The app is called Google AI Edge Gallery. Terrible name. Really interesting execution.
On-Device, Actually Useful
The E2B model is a 2.54GB download. It runs fast enough to feel genuinely useful—2.4 seconds for the skills demo Simon Willison tested. That's the first time I've seen a local model vendor ship an official iPhone app for trying their models. Not a third-party wrapper, not a web demo. An actual app you install and use.
The app supports image analysis and audio transcription (up to 30 seconds) with the smaller Gemma 4 models. But the skills demo is where it gets interesting.
Agent Skills in Your Pocket
The skills demo shows the model calling tools: interactive-map, kitchen-adventure, calculate-hash, text-spinner, mood-tracker, mnemonic-password, query-wikipedia, and qr-code.
Each skill is an HTML page. The model decides which one to call based on your prompt. Ask "Show me the Castro Theatre on a map" and it calls the interactive-map skill, pulling up an embedded Google Map with the location pinned.

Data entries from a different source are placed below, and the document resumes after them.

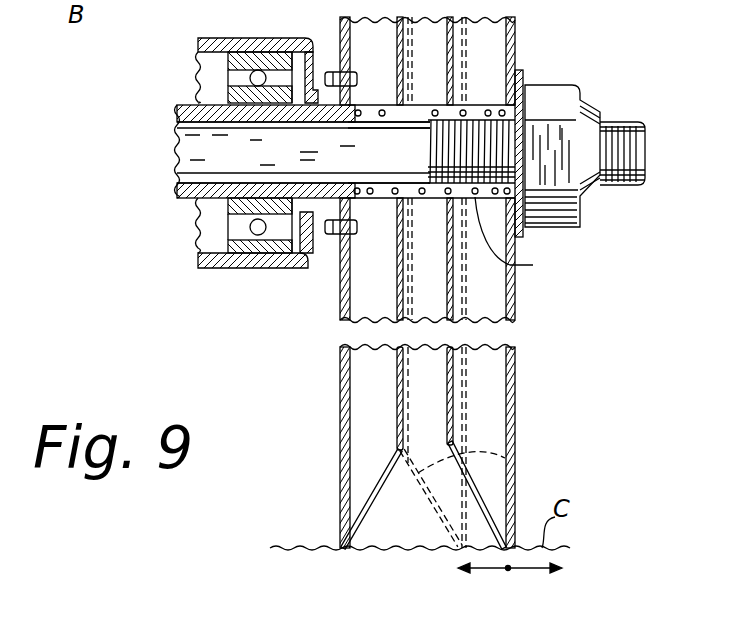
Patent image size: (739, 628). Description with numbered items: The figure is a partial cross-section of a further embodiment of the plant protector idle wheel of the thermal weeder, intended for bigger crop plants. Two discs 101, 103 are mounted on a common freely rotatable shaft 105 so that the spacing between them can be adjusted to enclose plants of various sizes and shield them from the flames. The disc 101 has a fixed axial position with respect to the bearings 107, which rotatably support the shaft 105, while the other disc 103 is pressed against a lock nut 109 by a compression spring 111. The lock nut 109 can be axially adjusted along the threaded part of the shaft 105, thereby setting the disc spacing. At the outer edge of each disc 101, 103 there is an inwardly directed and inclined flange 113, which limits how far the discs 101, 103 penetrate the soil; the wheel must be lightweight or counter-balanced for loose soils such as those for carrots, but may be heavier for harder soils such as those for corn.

The disc 101 is at (342, 357).
The disc 103 is at (512, 405).
The shaft 105 is at (205, 148).
The bearings 107 is at (238, 62).
The lock nut 109 is at (555, 98).
The compression spring 111 is at (529, 235).
The flange 113 is at (377, 490).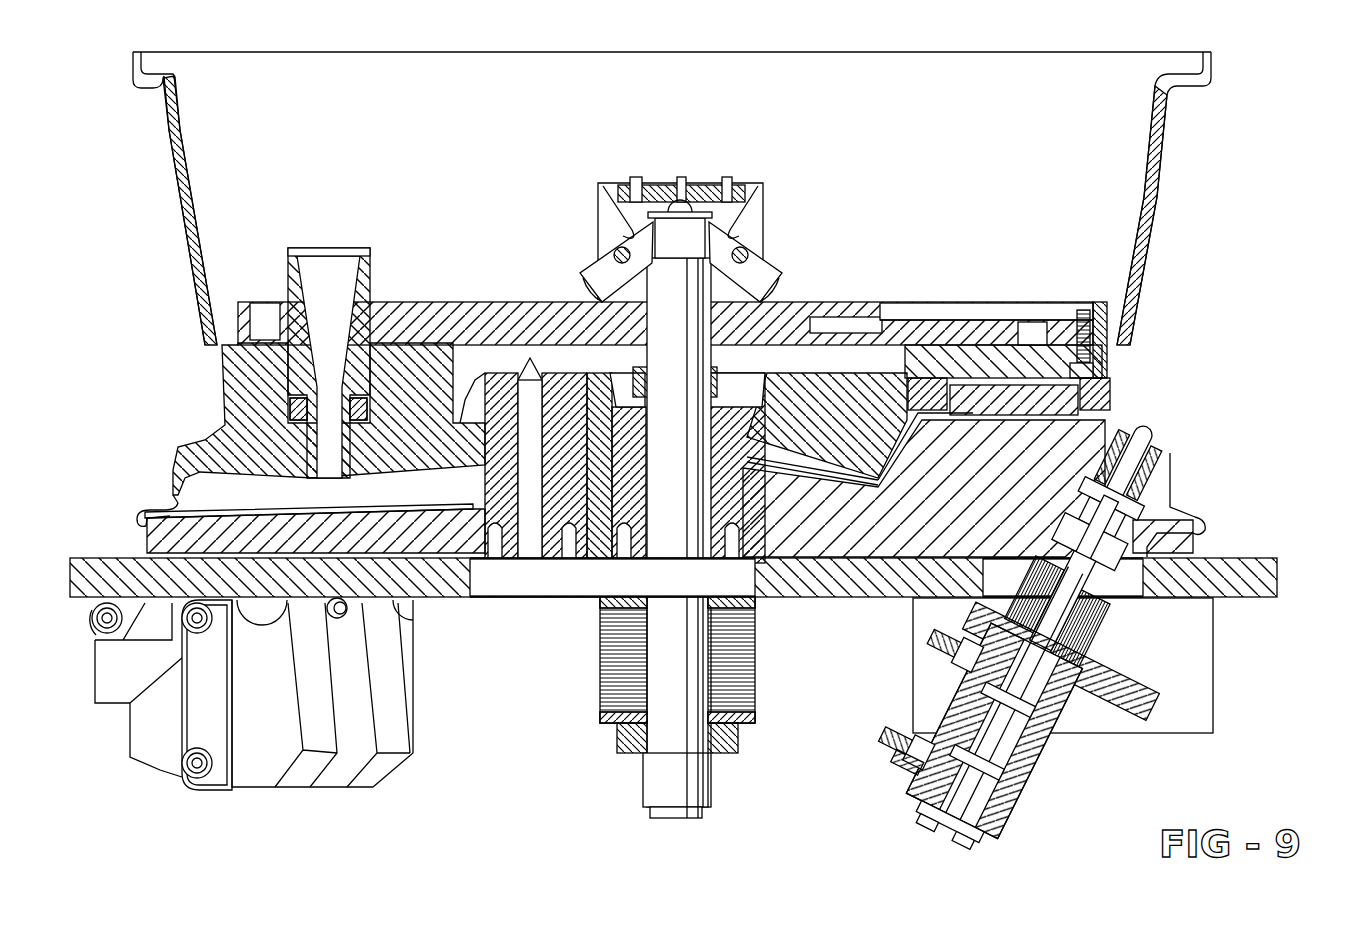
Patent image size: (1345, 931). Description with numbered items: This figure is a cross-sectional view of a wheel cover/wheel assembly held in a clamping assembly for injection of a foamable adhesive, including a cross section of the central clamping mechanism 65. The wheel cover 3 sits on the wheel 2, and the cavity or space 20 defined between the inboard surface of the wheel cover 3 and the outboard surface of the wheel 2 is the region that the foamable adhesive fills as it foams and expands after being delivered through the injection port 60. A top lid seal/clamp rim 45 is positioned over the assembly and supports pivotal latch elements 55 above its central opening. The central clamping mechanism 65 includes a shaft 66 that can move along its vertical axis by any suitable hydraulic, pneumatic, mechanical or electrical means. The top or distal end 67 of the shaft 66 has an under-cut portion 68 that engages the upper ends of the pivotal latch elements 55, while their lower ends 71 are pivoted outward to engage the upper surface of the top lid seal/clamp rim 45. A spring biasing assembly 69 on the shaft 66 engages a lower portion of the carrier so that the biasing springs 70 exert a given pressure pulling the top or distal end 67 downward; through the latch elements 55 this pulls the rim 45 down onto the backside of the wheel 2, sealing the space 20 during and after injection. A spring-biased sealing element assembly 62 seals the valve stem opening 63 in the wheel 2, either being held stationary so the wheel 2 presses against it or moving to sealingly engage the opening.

The wheel 2 is at (1160, 205).
The wheel cover 3 is at (180, 503).
The cavity or space 20 is at (270, 510).
The top lid seal/clamp rim 45 is at (440, 302).
The pivotal latch elements 55 is at (580, 273).
The injection port 60 is at (330, 248).
The spring-biased sealing element assembly 62 is at (1112, 644).
The valve stem opening 63 is at (1163, 447).
The central clamping mechanism 65 is at (594, 750).
The shaft 66 is at (652, 790).
The top or distal end 67 is at (700, 218).
The under-cut portion 68 is at (668, 212).
The spring biasing assembly 69 is at (766, 645).
The biasing springs 70 is at (755, 695).
The lower ends 71 is at (598, 296).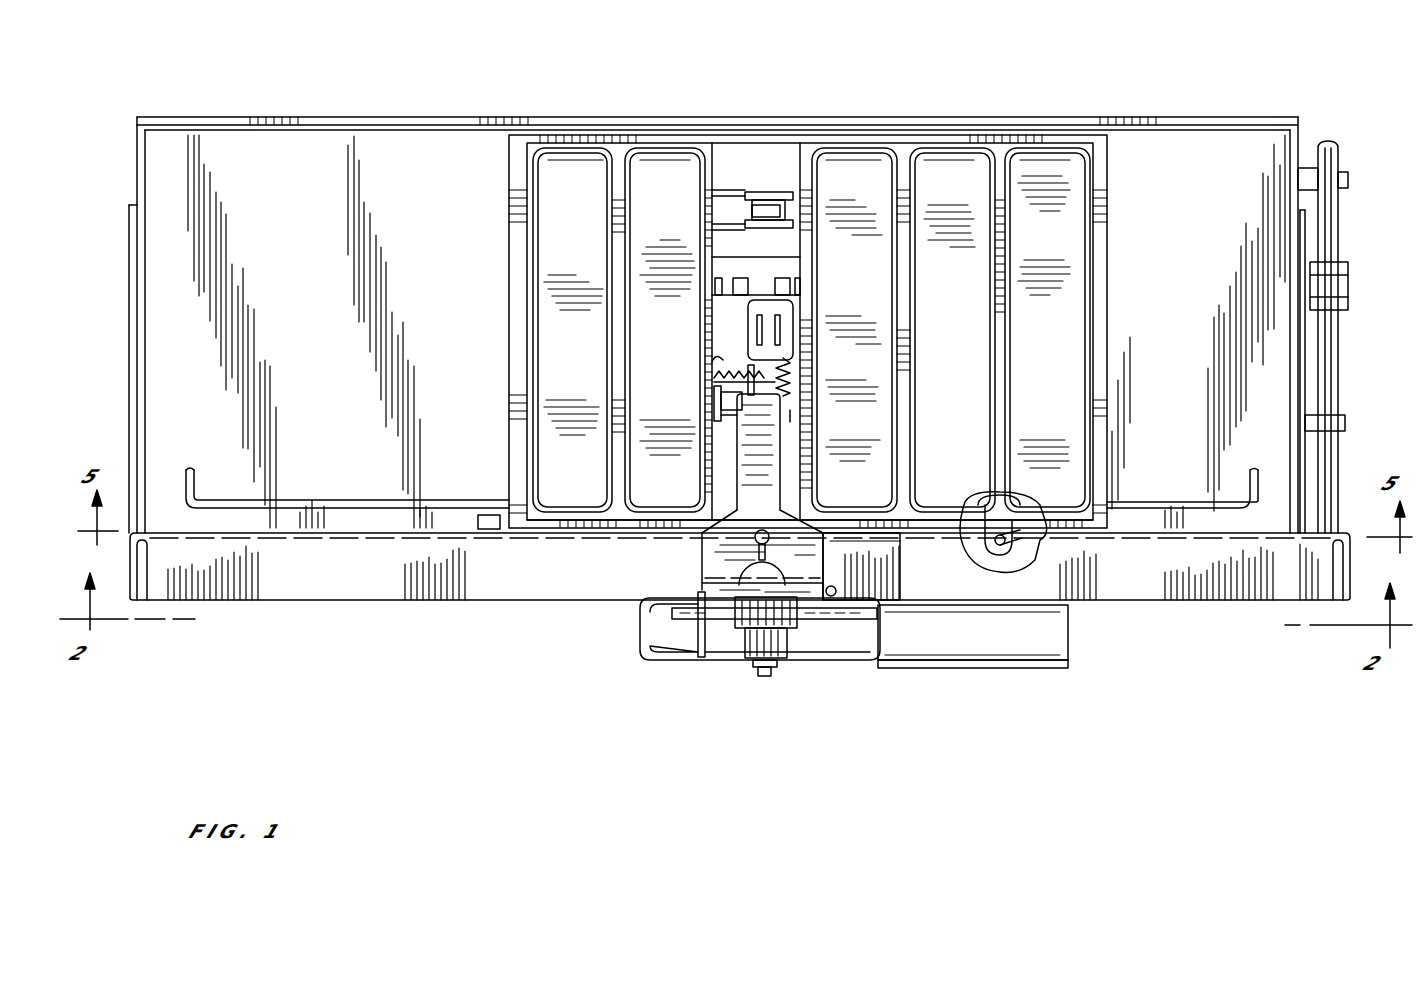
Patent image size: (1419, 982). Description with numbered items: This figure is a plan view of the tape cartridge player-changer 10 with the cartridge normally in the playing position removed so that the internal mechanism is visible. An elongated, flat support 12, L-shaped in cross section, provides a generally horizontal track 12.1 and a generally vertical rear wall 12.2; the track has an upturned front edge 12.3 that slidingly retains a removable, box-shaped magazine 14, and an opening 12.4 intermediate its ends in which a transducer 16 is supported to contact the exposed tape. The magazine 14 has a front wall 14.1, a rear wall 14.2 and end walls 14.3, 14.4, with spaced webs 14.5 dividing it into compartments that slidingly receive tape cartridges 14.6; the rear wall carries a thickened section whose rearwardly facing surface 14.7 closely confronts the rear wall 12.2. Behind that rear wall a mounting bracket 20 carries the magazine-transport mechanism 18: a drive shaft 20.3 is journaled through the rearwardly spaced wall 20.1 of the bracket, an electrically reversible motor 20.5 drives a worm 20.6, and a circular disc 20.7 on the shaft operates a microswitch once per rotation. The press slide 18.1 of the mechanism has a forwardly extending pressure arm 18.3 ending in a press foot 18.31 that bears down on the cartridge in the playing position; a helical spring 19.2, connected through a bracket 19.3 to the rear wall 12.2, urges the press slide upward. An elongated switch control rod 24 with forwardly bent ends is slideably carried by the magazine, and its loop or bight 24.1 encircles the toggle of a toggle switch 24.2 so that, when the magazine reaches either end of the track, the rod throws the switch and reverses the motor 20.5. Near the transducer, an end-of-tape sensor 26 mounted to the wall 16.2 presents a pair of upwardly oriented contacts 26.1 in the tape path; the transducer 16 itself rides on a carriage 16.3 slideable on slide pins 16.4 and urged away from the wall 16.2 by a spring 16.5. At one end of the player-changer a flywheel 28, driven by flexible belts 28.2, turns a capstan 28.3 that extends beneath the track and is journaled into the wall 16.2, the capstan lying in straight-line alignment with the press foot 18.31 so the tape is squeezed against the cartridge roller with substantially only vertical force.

The player-changer 10 is at (868, 733).
The support 12 is at (228, 116).
The track 12.1 is at (312, 378).
The rear wall 12.2 is at (322, 530).
The upturned front edge 12.3 is at (400, 120).
The opening 12.4 is at (795, 140).
The magazine 14 is at (505, 328).
The front wall 14.1 is at (555, 136).
The rear wall 14.2 is at (553, 525).
The end wall 14.3 is at (525, 350).
The end wall 14.4 is at (1100, 372).
The spaced webs 14.5 is at (1000, 330).
The tape cartridges 14.6 is at (598, 310).
The rearwardly facing surface 14.7 is at (1062, 545).
The transducer 16 is at (786, 306).
The wall 16.2 is at (756, 331).
The carriage 16.3 is at (732, 333).
The slide pins 16.4 is at (790, 380).
The spring 16.5 is at (722, 365).
The mechanism 18 is at (748, 676).
The press slide 18.1 is at (870, 540).
The pressure arm 18.3 is at (757, 462).
The press foot 18.31 is at (778, 400).
The helical spring 19.2 is at (833, 588).
The bracket 19.3 is at (688, 578).
The mounting bracket 20 is at (640, 636).
The rearwardly spaced wall 20.1 is at (665, 665).
The drive shaft 20.3 is at (766, 678).
The electric motor 20.5 is at (965, 652).
The worm 20.6 is at (795, 628).
The circular disc 20.7 is at (745, 642).
The switch control rod 24 is at (1158, 500).
The loop or bight 24.1 is at (1005, 545).
The toggle switch 24.2 is at (975, 560).
The end-of-tape sensor 26 is at (796, 205).
The contacts 26.1 is at (772, 192).
The flywheel 28 is at (1332, 378).
The flexible belts 28.2 is at (1327, 246).
The capstan 28.3 is at (790, 420).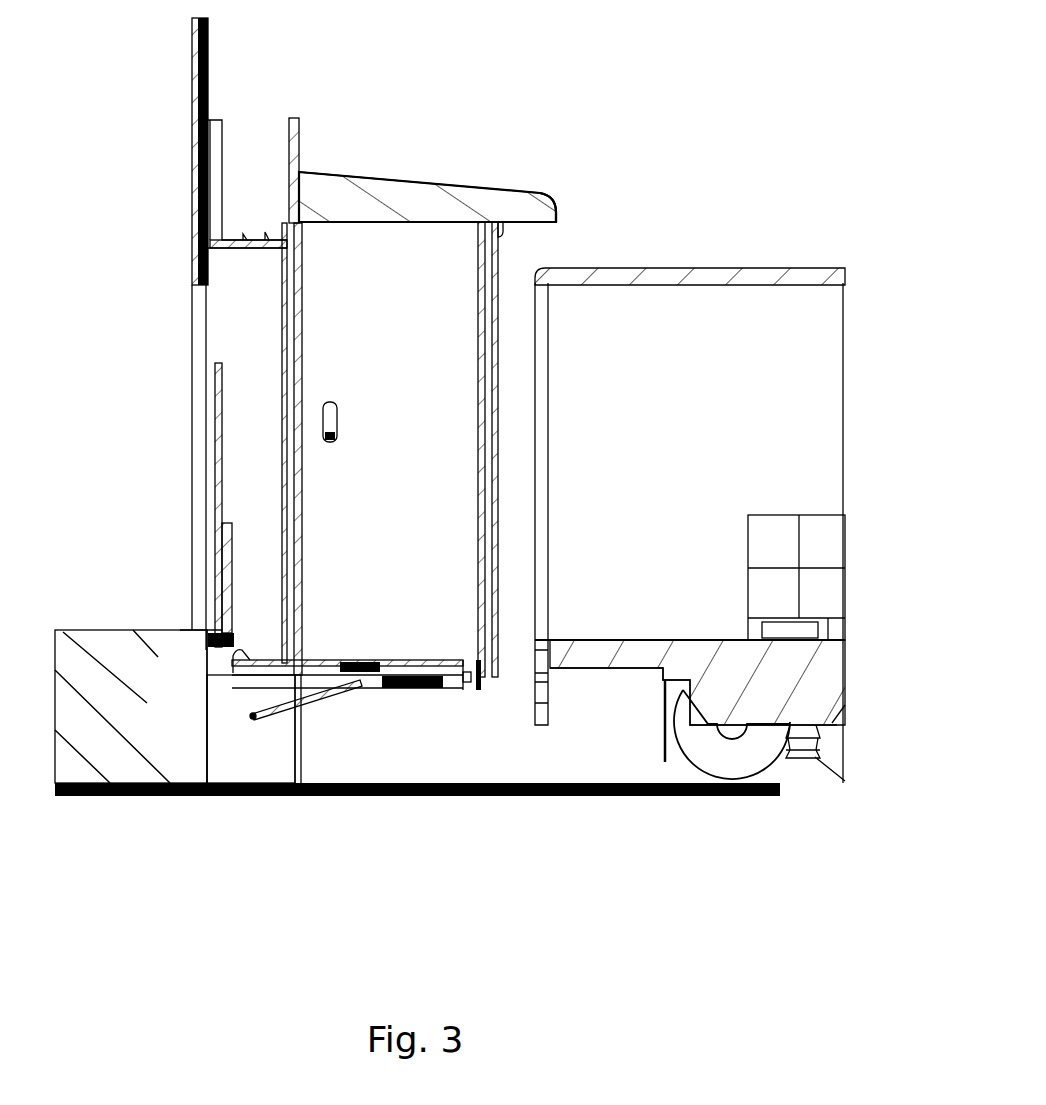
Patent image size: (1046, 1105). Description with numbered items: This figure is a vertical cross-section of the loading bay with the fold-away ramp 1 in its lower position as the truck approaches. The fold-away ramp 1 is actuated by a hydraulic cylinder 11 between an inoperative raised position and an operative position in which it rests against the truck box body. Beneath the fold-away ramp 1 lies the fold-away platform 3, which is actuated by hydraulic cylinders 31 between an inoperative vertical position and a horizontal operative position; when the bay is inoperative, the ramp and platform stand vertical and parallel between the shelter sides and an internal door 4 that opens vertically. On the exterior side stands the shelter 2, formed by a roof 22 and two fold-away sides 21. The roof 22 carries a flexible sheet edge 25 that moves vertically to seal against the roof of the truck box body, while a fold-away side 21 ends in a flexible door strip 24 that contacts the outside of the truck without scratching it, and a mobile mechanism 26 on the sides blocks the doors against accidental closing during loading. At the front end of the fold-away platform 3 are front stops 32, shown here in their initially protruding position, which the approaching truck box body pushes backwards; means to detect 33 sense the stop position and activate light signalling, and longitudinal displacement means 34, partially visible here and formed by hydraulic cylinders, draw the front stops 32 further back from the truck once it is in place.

This is the same pattern we've seen in desktop agents—MCP servers, function calling, tool use. But now it's running on a phone, with a 2.5GB model, in 2.4 seconds.
The Missing Piece: Persistent Memory
The app has one glaring omission: conversations are ephemeral. No permanent logs. You can't build on previous interactions. The skills work, but they don't accumulate.
That's probably the right v1 tradeoff. Persistent memory on-device creates privacy and storage complexity most users aren't ready for. But it also means the app is a playground, not a productivity tool.
Why This Matters
Two years ago, running a frontier-quality model on a phone meant compromising on capability or waiting for cloud inference. Now we're seeing the early stages of agents that don't need the cloud for basic operations.
The skills demo is rough—it crashed on follow-up prompts in testing. But it's a proof of concept for what mobile agent architectures might look like: local model for inference, lightweight HTML/JS skills for tool calling, and the phone's native capabilities for I/O.
The gap between "runs on device" and "actually useful" is narrowing faster than I expected.